Single- vs. Dual-Prompt Dialogue Generation with LLMs for Job Interviews in Human Resources: This paper systematically compares two strategies for generating job interview dialogues using LLMs—single-prompt (generating the entire dialogue at once) and dual-prompt (two agents role-playing as interviewer and candidate to talk turn-by-turn). It finds that dialogues generated by the dual-prompt method achieve a win rate 2 to 10 times higher than that of the single-prompt method in terms of naturalness, albeit at approximately 6 times the token cost.
Sparse Rewards Can Self-Train Dialogue Agents: This paper proposes JOSH (Juxtaposed Outcomes for Simulation Harvesting), a self-alignment algorithm that enables LLM dialogue agents to autonomously improve their performance through simulated environments with sparse rewards without external human feedback. Additionally, the ToolWOZ sparse-reward tool-calling simulation environment is constructed for validation.
UniConv: Unifying Retrieval and Response Generation for Large Language Models in Conversations: This work explores how to unify dense retrieval and response generation in conversational scenarios into a single LLM. Through three joint training objectives (conversational retrieval, response generation, and context identification instruction) and a data discrepancy mitigation mechanism, it achieves mutual reinforcement of retrieval and generation across five conversational search datasets, outperforming pipeline-based baselines.
When Harry Meets Superman: The Role of The Interlocutor in Persona-Based Dialogue Generation: This paper systematically investigates the impact of interlocutor information on target speaker generation quality in persona-based dialogue. Through an evaluation framework that masks/reveals interlocutor information, the study discovers that models effectively adapt to the interlocutor's persona, show weaker generalization to unfamiliar interlocutors than to unfamiliar topics, and that LLMs tend to "copy-paste" persona details in zero-shot settings.

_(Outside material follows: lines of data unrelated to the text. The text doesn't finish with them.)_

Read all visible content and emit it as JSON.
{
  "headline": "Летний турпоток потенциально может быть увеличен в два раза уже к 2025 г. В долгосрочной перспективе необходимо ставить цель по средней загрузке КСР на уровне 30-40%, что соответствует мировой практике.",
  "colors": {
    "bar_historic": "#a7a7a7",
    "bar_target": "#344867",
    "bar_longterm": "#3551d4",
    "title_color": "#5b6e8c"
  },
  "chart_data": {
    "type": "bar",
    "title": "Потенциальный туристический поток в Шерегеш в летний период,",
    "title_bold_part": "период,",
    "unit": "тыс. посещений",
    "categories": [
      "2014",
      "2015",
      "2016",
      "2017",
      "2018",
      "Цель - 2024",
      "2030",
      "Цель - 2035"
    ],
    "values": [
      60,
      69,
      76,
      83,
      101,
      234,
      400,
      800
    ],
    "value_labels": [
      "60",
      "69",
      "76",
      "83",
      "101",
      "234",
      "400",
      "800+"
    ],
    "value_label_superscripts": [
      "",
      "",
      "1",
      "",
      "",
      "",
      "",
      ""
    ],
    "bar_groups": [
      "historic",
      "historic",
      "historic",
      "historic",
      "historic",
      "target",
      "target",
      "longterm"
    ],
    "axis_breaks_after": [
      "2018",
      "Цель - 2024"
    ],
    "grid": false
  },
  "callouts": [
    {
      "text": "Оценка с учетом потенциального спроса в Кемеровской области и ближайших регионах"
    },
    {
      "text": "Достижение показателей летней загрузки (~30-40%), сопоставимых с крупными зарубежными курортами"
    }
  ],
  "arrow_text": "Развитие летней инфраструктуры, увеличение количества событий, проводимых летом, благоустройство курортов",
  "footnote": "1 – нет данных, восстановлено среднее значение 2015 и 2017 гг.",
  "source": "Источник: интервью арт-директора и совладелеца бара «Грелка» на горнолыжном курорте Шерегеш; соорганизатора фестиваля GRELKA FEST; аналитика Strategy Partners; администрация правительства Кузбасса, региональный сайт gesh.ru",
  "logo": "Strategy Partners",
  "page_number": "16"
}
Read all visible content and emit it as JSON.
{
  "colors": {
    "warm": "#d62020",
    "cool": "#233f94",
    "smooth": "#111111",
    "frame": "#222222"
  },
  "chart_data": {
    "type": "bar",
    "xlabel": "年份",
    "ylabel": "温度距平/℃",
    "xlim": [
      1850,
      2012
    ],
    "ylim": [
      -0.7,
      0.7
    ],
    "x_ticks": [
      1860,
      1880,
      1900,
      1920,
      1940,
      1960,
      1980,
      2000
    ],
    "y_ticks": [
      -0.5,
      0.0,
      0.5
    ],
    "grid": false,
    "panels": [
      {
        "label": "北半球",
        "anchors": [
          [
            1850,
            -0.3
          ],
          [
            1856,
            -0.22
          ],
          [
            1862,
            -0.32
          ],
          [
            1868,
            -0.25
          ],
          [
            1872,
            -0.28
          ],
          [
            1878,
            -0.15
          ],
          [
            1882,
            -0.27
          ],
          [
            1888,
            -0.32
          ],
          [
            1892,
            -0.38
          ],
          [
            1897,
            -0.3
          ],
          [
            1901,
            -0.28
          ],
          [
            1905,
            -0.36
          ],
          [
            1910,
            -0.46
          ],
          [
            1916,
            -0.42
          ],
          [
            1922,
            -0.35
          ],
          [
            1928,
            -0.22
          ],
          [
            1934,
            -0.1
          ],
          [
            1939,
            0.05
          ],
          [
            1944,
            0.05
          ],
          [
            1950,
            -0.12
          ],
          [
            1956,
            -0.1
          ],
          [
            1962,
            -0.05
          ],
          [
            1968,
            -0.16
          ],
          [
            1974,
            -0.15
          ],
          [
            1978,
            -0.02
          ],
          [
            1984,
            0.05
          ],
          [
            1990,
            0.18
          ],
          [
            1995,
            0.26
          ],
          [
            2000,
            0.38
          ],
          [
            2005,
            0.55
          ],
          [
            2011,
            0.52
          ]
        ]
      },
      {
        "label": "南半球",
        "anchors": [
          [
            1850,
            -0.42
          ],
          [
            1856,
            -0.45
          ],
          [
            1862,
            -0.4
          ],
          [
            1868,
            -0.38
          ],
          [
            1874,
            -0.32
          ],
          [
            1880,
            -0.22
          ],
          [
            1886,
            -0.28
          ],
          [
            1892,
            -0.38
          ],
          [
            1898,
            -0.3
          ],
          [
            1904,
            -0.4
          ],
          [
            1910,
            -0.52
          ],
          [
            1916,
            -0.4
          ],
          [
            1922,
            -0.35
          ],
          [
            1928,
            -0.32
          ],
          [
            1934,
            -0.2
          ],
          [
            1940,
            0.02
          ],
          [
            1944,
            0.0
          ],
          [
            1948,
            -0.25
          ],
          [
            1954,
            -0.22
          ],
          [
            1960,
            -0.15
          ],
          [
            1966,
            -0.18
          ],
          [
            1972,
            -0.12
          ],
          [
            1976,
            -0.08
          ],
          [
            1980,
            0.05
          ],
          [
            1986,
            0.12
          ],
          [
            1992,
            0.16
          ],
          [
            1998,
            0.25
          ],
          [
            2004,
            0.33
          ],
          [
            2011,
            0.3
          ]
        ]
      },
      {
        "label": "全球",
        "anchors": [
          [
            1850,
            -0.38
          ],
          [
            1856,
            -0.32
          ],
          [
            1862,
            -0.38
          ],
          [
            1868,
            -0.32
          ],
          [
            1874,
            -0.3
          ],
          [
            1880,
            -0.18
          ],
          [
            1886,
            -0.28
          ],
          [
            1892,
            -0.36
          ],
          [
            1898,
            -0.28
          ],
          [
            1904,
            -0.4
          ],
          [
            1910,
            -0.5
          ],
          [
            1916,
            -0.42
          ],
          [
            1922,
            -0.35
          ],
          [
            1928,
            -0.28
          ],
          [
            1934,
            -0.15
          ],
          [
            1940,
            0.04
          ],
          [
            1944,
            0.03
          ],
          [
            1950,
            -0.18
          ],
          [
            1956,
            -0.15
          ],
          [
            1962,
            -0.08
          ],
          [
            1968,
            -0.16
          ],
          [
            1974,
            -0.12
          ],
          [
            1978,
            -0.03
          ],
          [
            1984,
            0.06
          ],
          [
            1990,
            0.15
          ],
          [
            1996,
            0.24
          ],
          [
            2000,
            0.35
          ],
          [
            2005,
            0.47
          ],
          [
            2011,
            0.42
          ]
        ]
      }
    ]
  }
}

Wizard of Shopping: Target-Oriented E-commerce Dialogue Generation with Decision Tree Branching: This paper proposes TRACER, a method that leverages decision tree models to plan dialogue paths, guiding two LLM agents (customer and seller) to generate natural and target-oriented e-commerce shopping dialogues. It also releases the Wizard of Shopping (WoS) dataset containing 3,600 dialogues, validating the effectiveness of the dataset on two downstream tasks: conversational query generation and product ranking.